Kamaşan gözlerimi birkaç kez kırptıktan sonra etrafıma bakma fırsatı buldum. Bir çukurun içindeydim. Ve hepsinin yeni uyandığı belli olan on genç çukurda yatıyorduk. Ayağa kalktım. Zemin toprak ile metal karışımıydı. Sanki metalin üzerine kum serpmişler gibi. Çukurun derinliği üç metre kadardı. Ya da ikiden fazla olduğu kesindi. ''Hey!'' dedim ''Hey, beyler buradan çıkmamız lazım. Hadi!'' hepsi boş gözlerle bana bakıyordu. Biri hariç. Ayağa ilk kalkan en uzaktaki sarı saçlı oldu. Cesur görünmeye çalışarak yanıma doğru yürüdü. Yüzünde korku vardı. Bunu görebiliyordu. Çilleri vardı. 'Acaba çilleri olduğunu biliyor mudur' diye düşündüm 'acaba benim çillerim varmıdır'
Yanıma gelince ellerini birleştirdi ''Ne bakıyorsun, bassana'' dedi. Ayağımı ellerine yerleştirdim ve sıçradım. Bir sarmaşığa tutuna bildim ve kendimi yukarı çektim. Kollarımın gücünü ilk kez fark ettim. Herkesin çıkması kolay olmadı. Yardımlaşarak hepimizin çukurdan çıkması yarım saat sürdü.
Herkes oturmuştu ve kimseden ses çıkmıyordu. Etrafıma ilk kez bakabildim. Görünürde ne tepe vardı nede dağ. Özgür müydük? Ama bir terslik olduğunu fark ettim. Yürümeye başladım. Atımdaki çimen ve toprak bir noktada bitiyordu ve bir metre taşlık alan vardı ve gerisi... Yoktu. Aşağısı gözükmüyordu bile. Sadece bulut... uçurum olabilir diye düşündüm ve arkamı dönüp diğer tarafa doğru koşmaya başladım. Çukuru geçip diğer kenara varmam 1 dakika sürdü. Yaklaşık yüz elli metre vardı. Bu tarafta aynı şekildeydi. Uçurum gibi ama aşağısı gözükmüyordu. Sadece bulut... Diğer taraflara bakmam gerektiğini bile düşünmüyordum.
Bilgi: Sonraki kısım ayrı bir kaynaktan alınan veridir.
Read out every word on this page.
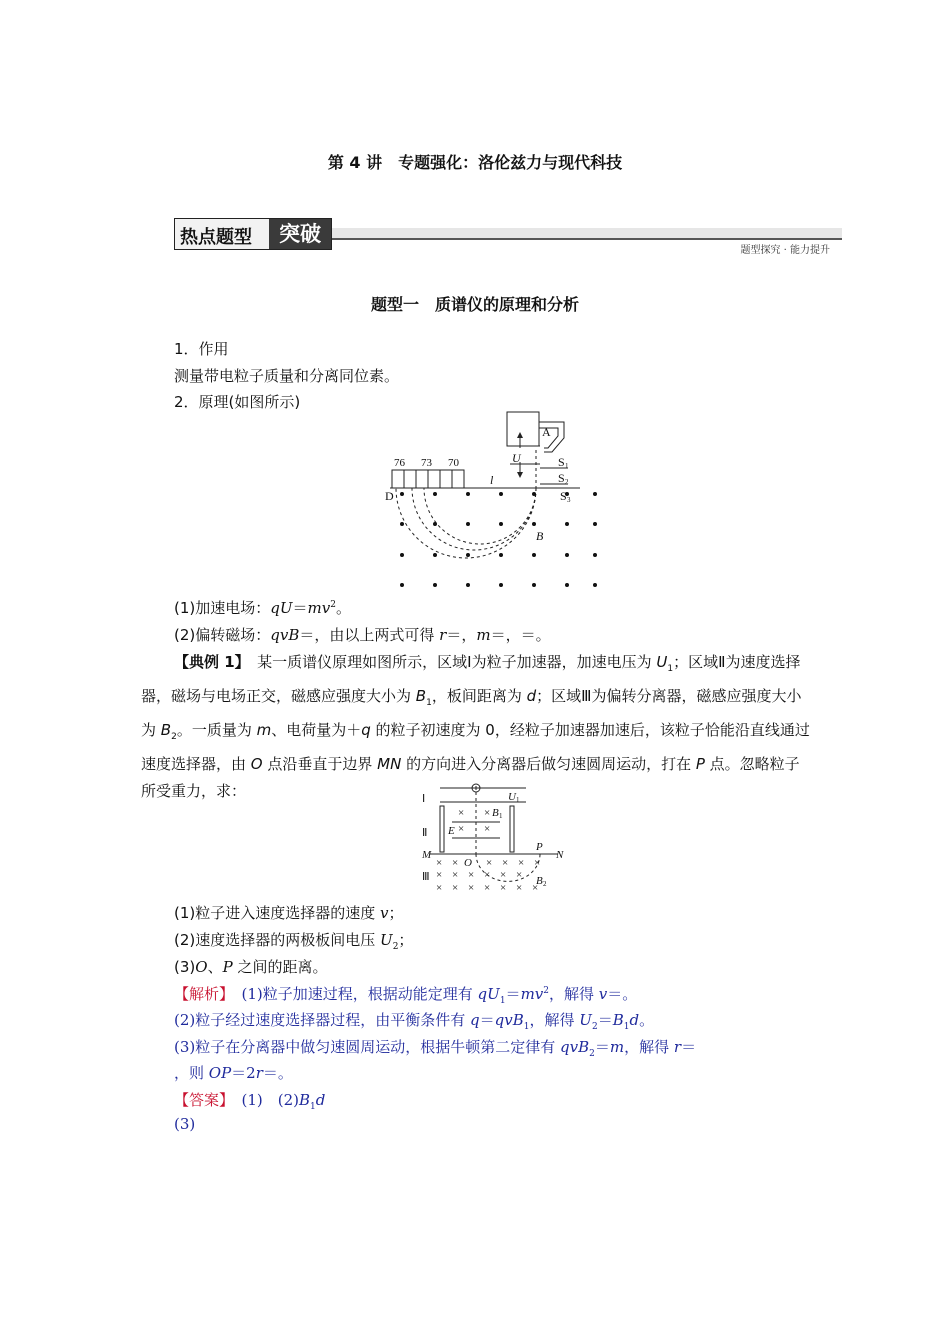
第 4 讲　专题强化：洛伦兹力与现代科技
题型探究 · 能力提升
热点题型	突破
题型一　质谱仪的原理和分析
1．作用
测量带电粒子质量和分离同位素。
2．原理(如图所示)
A
U
l
D
B
S 1
S 2
S 3
76 73 70
(1)加速电场：$qU=mv^2$。
(2)偏转磁场：qvB＝，由以上两式可得 r＝，m＝，＝。
【典例 1】　某一质谱仪原理如图所示，区域Ⅰ为粒子加速器，加速电压为 $U_1$；区域Ⅱ为速度选择器，磁场与电场正交，磁感应强度大小为 $B_1$，板间距离为 d；区域Ⅲ为偏转分离器，磁感应强度大小为 $B_2$。一质量为 m、电荷量为＋q 的粒子初速度为 0，经粒子加速器加速后，该粒子恰能沿直线通过速度选择器，由 O 点沿垂直于边界 MN 的方向进入分离器后做匀速圆周运动，打在 P 点。忽略粒子所受重力，求：	Ⅰ
Ⅱ
Ⅲ
U 1
B 1
E
M	N
P
O
B 2
× ×
× ×
× ×	× × × ×
× × × × × ×
× × × × × × ×
(1)粒子进入速度选择器的速度 v；
(2)速度选择器的两极板间电压 $U_2$；
(3)O、P 之间的距离。
【解析】　(1)粒子加速过程，根据动能定理有 $qU_1=mv^2$，解得 v＝。
(2)粒子经过速度选择器过程，由平衡条件有 q＝qvB$_1$，解得 $U_2=B_1d$。
(3)粒子在分离器中做匀速圆周运动，根据牛顿第二定律有 qvB$_2$＝m，解得 r＝
，则 OP＝2r＝。
【答案】　(1)　$(2)B_1d$
(3)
Ama yinede bir umut bakmaya karar verdim.
Birkaç dakika sonra iki tarafa da bakmış şekilde Çukur'a doğru yürümeye başlamıştım. Kare bir yerdeydik. Sanki büyük bir gökdelenin tepesinde gibi.
''Beyler!'' dedim ''Beyler, çok iyi bir yerde değiliz''
''Ne oldu?'' dedi sarı saçlı olan. Herkes bana bakmaya başladı. ''Gidin kendiniz görün'' dedim bir taradı işaret ederek.
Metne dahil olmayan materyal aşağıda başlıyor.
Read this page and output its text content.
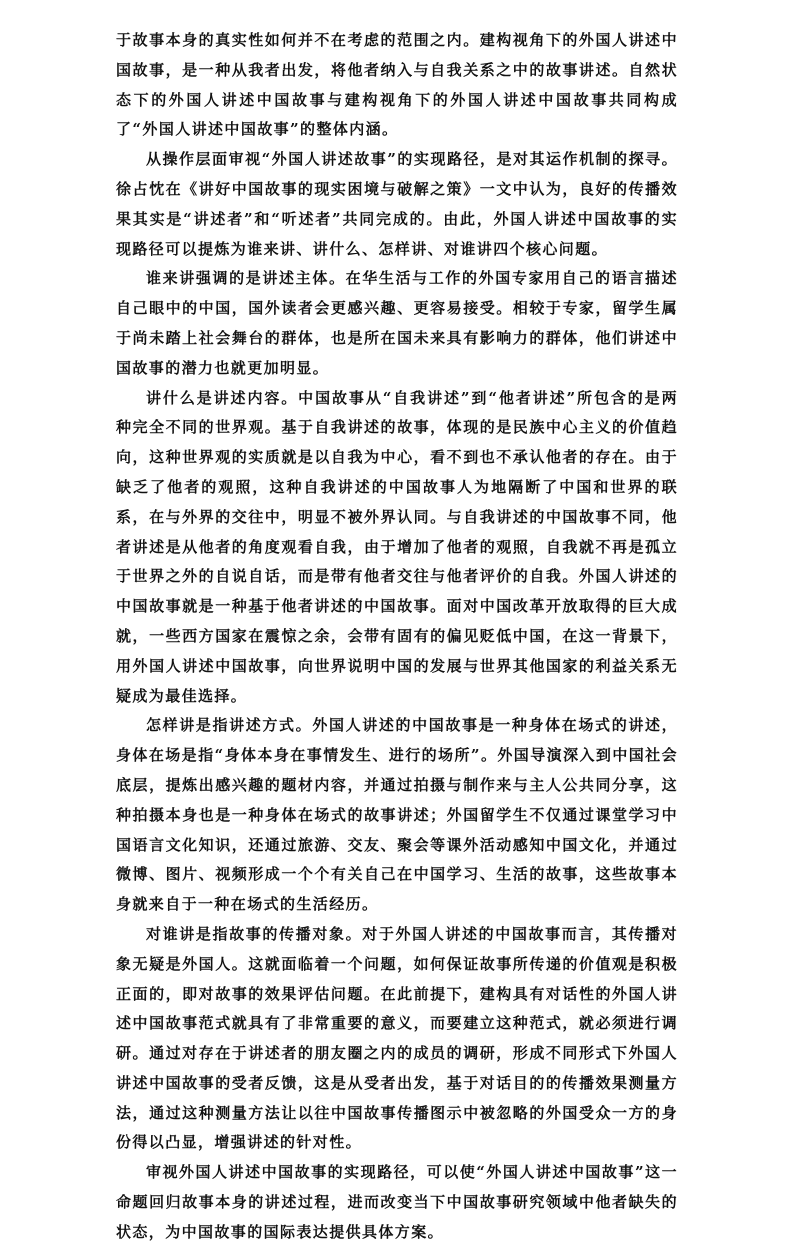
于故事本身的真实性如何并不在考虑的范围之内。建构视角下的外国人讲述中国故事，是一种从我者出发，将他者纳入与自我关系之中的故事讲述。自然状态下的外国人讲述中国故事与建构视角下的外国人讲述中国故事共同构成了“外国人讲述中国故事”的整体内涵。

从操作层面审视“外国人讲述故事”的实现路径，是对其运作机制的探寻。徐占忱在《讲好中国故事的现实困境与破解之策》一文中认为，良好的传播效果其实是“讲述者”和“听述者”共同完成的。由此，外国人讲述中国故事的实现路径可以提炼为谁来讲、讲什么、怎样讲、对谁讲四个核心问题。

谁来讲强调的是讲述主体。在华生活与工作的外国专家用自己的语言描述自己眼中的中国，国外读者会更感兴趣、更容易接受。相较于专家，留学生属于尚未踏上社会舞台的群体，也是所在国未来具有影响力的群体，他们讲述中国故事的潜力也就更加明显。

讲什么是讲述内容。中国故事从“自我讲述”到“他者讲述”所包含的是两种完全不同的世界观。基于自我讲述的故事，体现的是民族中心主义的价值趋向，这种世界观的实质就是以自我为中心，看不到也不承认他者的存在。由于缺乏了他者的观照，这种自我讲述的中国故事人为地隔断了中国和世界的联系，在与外界的交往中，明显不被外界认同。与自我讲述的中国故事不同，他者讲述是从他者的角度观看自我，由于增加了他者的观照，自我就不再是孤立于世界之外的自说自话，而是带有他者交往与他者评价的自我。外国人讲述的中国故事就是一种基于他者讲述的中国故事。面对中国改革开放取得的巨大成就，一些西方国家在震惊之余，会带有固有的偏见贬低中国，在这一背景下，用外国人讲述中国故事，向世界说明中国的发展与世界其他国家的利益关系无疑成为最佳选择。

怎样讲是指讲述方式。外国人讲述的中国故事是一种身体在场式的讲述，身体在场是指“身体本身在事情发生、进行的场所”。外国导演深入到中国社会底层，提炼出感兴趣的题材内容，并通过拍摄与制作来与主人公共同分享，这种拍摄本身也是一种身体在场式的故事讲述；外国留学生不仅通过课堂学习中国语言文化知识，还通过旅游、交友、聚会等课外活动感知中国文化，并通过微博、图片、视频形成一个个有关自己在中国学习、生活的故事，这些故事本身就来自于一种在场式的生活经历。

对谁讲是指故事的传播对象。对于外国人讲述的中国故事而言，其传播对象无疑是外国人。这就面临着一个问题，如何保证故事所传递的价值观是积极正面的，即对故事的效果评估问题。在此前提下，建构具有对话性的外国人讲述中国故事范式就具有了非常重要的意义，而要建立这种范式，就必须进行调研。通过对存在于讲述者的朋友圈之内的成员的调研，形成不同形式下外国人讲述中国故事的受者反馈，这是从受者出发，基于对话目的的传播效果测量方法，通过这种测量方法让以往中国故事传播图示中被忽略的外国受众一方的身份得以凸显，增强讲述的针对性。

审视外国人讲述中国故事的实现路径，可以使“外国人讲述中国故事”这一命题回归故事本身的讲述过程，进而改变当下中国故事研究领域中他者缺失的状态，为中国故事的国际表达提供具体方案。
Sarı saçlı olan ayağa kalktı ve yürümeye başladı. Aynı şeyi oda görmüş olmalı ki koşarak geri geldi ve her yeri tek tek kontrol etti. ''Vee, hapsolduk.'' dedi.
...
Herkes olanları anlamış ve çukurun yanına oturmuştu. Bende dahil. ''Ne yapacağız?'' diye sordu aramızda en tombul olan. ''Yiyecek hiçbir şeyimiz yok''
''Etrafı incelemeliyiz'' dedim ve ayağa kalktım. ''On kişiyiz'' dedim her köşede birkaç ağaçlık vardı. Ve tam olarak bakmamıştık. ''İkişer grup olacağız ve etrafı inceleyeceğiz. ''Sarı, senle ben olacağız.'' dedim ''sizde eşlerinizi bulun''
Birkaç dakika sonra Sarı ile ben bir ağaçlıktaydı ve etrafı inceliyorduk. ''Hiçbir şey hatırlıyor musun?'' dedi aniden
''Sence''
Güldü ince uzun parmaklarını önümdeki ağaca uzattı. ''Eğer yanlış hatırlamıyorsam, ağaçların yosunlu tarafı kuzeyi gösteriyordu. Buna göre bu taraf Kuzey'' dedi, ağacın yosunlanmış tarafıyla aynı yöne doğru elini kaldırırken.
Tam tersi yönü göstererek ''Burası Güney oluyor'' dedim. Ardından Güney yönünün soluna doğru dönü iki elimle o tarafı işaret ettim ''Bu taraf ise Doğu''
''Evet'' dedi. Bir anda çilli yüzündeki sırıtış kayboldu ve yerini düşünceli bir yüz aldı. ''Benim anlamadığım şey, biz bunları hatırlayabiliyorsak anılarımızı neden hatırlayamıyoruz?'' dedi.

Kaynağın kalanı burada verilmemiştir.